I have found this to be one of the most frustrating things in parenting. We teach our kids to be grateful and they aren’t. We wish they’d notice the sacrifices we make and comment on them. We wish they wouldn’t feel so entitled. But they do. So what do we do?
The following may help.
Draw a distinction in your mind between training and response. Our job is to train them daily in the importance of gratitude. But remember, it is unrealistic for us to expect to see a results in the short-term. It is going to take years for them to get it. Often we fall into one of two traps: Either we get so frustrated when they are ungrateful that we lose our tempers, or we simply cater to their desires (indulge them) without teaching them to be thankful.
Teach them to always say “thank you” and “please” in every little thing. Yes, you’ll get sick of saying it.
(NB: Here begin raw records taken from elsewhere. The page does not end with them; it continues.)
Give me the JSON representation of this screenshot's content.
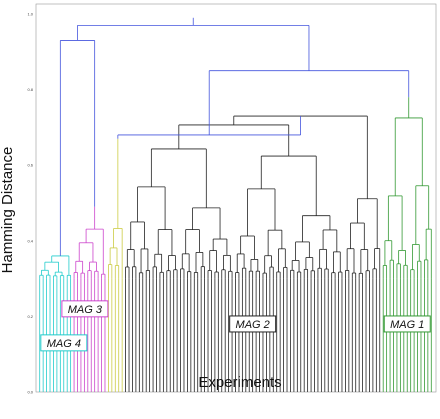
{
  "chart_data": {
    "type": "dendrogram",
    "xlabel": "Experiments",
    "ylabel": "Hamming Distance",
    "ylim": [
      0,
      1.0
    ],
    "yticks": [
      "0.0",
      "0.2",
      "0.4",
      "0.6",
      "0.8",
      "1.0"
    ],
    "grid": false,
    "colors": {
      "MAG 4": "#22cccc",
      "MAG 3": "#cc44cc",
      "MAG 2": "#222222",
      "MAG 1": "#339933",
      "unassigned_yellow": "#cccc44",
      "link": "#4455dd",
      "red_leaf": "#dd3333",
      "green_leaf": "#33aa33"
    },
    "clusters": [
      {
        "label": "MAG 4",
        "color": "#22cccc",
        "leaves": 10,
        "subtree_height": 0.36,
        "merge_height": 0.93
      },
      {
        "label": "MAG 3",
        "color": "#cc44cc",
        "leaves": 10,
        "subtree_height": 0.49,
        "merge_height": 0.94
      },
      {
        "label": "",
        "color": "#cccc44",
        "leaves": 5,
        "subtree_height": 0.67,
        "merge_height": 0.68
      },
      {
        "label": "MAG 2",
        "color": "#222222",
        "leaves": 75,
        "subtree_height": 0.73,
        "merge_height": 0.85
      },
      {
        "label": "MAG 1",
        "color": "#339933",
        "leaves": 15,
        "subtree_height": 0.78,
        "merge_height": 0.85
      }
    ],
    "root_height": 0.97,
    "leaf_height": 0.3
  }
}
Have them write a post-it note and leave it on the pillow or mirror of a family member to thank them for something they did. Be sure they write thank you notes to grandparents (and others) for things they do for them. You will get exhausted doing this over and over. It will take repeated training over years. This is hard for us because it seems so simple and we feel like they should get it more quickly.
It will relieve some of your frustration if you tell yourself, They are just kids and this is a long-term training program. You have to lower your expectations of quick results.
On the other hand, do not give into our culture’s wave of entitlement. You are not your child’s servant or best friend. You are his parent. Your standard is high. Don’t lower it. He needs to cultivate a grateful heart. So when he says, “You aren’t spending any time with me” or whines, “There’s nothing to do” when you’ve just spent the morning doing something with him, resist the temptation to lash out or to placate. Simply say, “Okay, let’s think about this… how many things can you name that I (or someone else) have done for you in the past 24 hours? (Include things like, buying food, carpooling, playing, reading, etc.) How have you shown thanks for these things? How will you do that today?”
Consistent training (for them) and realistic expectations (for us) covered by an umbrella of patience—and often long-suffering on the part of the parents—will in time contribute to raising kids with thankful hearts.
It helps me to think of how patient my heavenly Father is with me. He keeps having to teach me the same lessons over and over. I am still not grateful to Him for what He has done. Yet He keeps on, keeping on.